When is the best time to book a Hawaii vacation rental?

A year-around temperate tropical climate buffered from trade winds means almost any time is a good time to visit the Hawaiian islands. That said, each island hosts a multitude of microclimates and localized weather specific to its unique geography. This means it’s possible to experience all four seasons in one day, especially across the biggest island of Hawai’i, where 11 out of 13 climate zones can deliver both sunburns and frostbite if you’re ill prepared. The windward (north and east) sides of islands tend to be wetter, while coastal regions along the south and west sides can be so dry that cacti can be spotted growing along hillsides.

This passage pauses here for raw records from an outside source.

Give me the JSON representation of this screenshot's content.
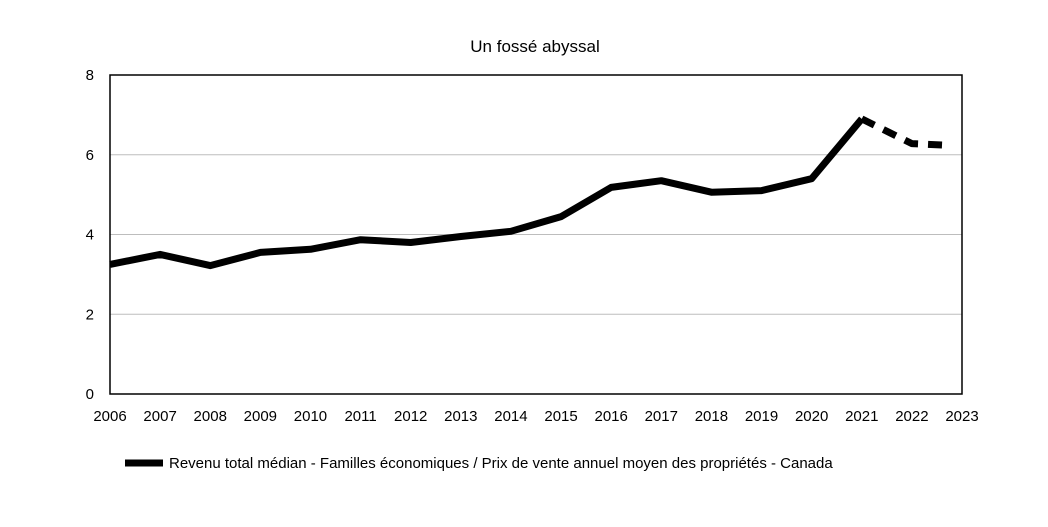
{
  "chart_data": {
    "type": "line",
    "title": "Un fossé abyssal",
    "xlabel": "",
    "ylabel": "",
    "xlim": [
      2006,
      2023
    ],
    "ylim": [
      0,
      8
    ],
    "x_ticks": [
      "2006",
      "2007",
      "2008",
      "2009",
      "2010",
      "2011",
      "2012",
      "2013",
      "2014",
      "2015",
      "2016",
      "2017",
      "2018",
      "2019",
      "2020",
      "2021",
      "2022",
      "2023"
    ],
    "y_ticks": [
      "0",
      "2",
      "4",
      "6",
      "8"
    ],
    "grid": "horizontal",
    "legend_position": "bottom",
    "series": [
      {
        "name": "Revenu total médian - Familles économiques / Prix de vente annuel moyen des propriétés - Canada",
        "color": "#000000",
        "x": [
          2006,
          2007,
          2008,
          2009,
          2010,
          2011,
          2012,
          2013,
          2014,
          2015,
          2016,
          2017,
          2018,
          2019,
          2020,
          2021
        ],
        "values": [
          3.25,
          3.5,
          3.22,
          3.55,
          3.63,
          3.87,
          3.8,
          3.95,
          4.08,
          4.45,
          5.18,
          5.35,
          5.06,
          5.1,
          5.4,
          6.9
        ]
      },
      {
        "name": "",
        "color": "#000000",
        "dashed": true,
        "x": [
          2021,
          2022,
          2022.7
        ],
        "values": [
          6.9,
          6.28,
          6.24
        ]
      }
    ]
  }
}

Pack layers in preparation for a surprise rain shower or a chilly welcome at the top of a volcano. And be sure to bring high-strength sunscreen, as it’s easy to burn under a tropic sun.

What are the top things to do in Hawaii?

The Road to Hana, Maui

Traveling Maui’s 64.4-mile stretch of winding coastal cliff-hugging highway and one-way bridges can admittedly be a white-knuckled experience, but the journey rewards with unforgettable sights along the way: waterfalls emptying into emerald pools, empty stretches of beaches, and black sand beaches where local kids build sandcastles. Most visitors turn back after reaching the sleepy town of Hana, but those who continue to complete the loop will take in a surreal and sometimes barren landscape shaped by volcanic forces still slumbering underneath.

Alakai Swamp Trail, Kauai

Walking through the world's highest rainforest can be both disorienting and magical. The boardwalk trail is often blanketed by a swirling layer of fog, slowing your pace to a shuffle. But this is all to hikers’ benefit, provoking visitors to stop, listen, and look around more carefully than if the path was easier. Unusual accumulations of moss and fruiting mushrooms can be found all along the way, with rare endemic birds often heard but rarely seen, masked by the dense vegetation. The hike ends at Kilohana Lookout, where on a clear day you’ll look out onto the depths of Wainiha Valley all the way out to Hanalei.

Hawai’i Volcanoes National Park, Hawaii

For most of us, walking upon an active volcano crater might be the closest we’ll get to visiting another planet. And indeed, the landscape of Hawai’i Volcanoes National Park frames an otherworldly geological scar — a hot, steaming, hissing wound stinking of sulfur dioxide gas. For those hesitant to get that up close and personal, the 11-mile route known as the Crater Rim Drive allows you to take in the view safely from your car, or at various lookouts or observation decks from a distance.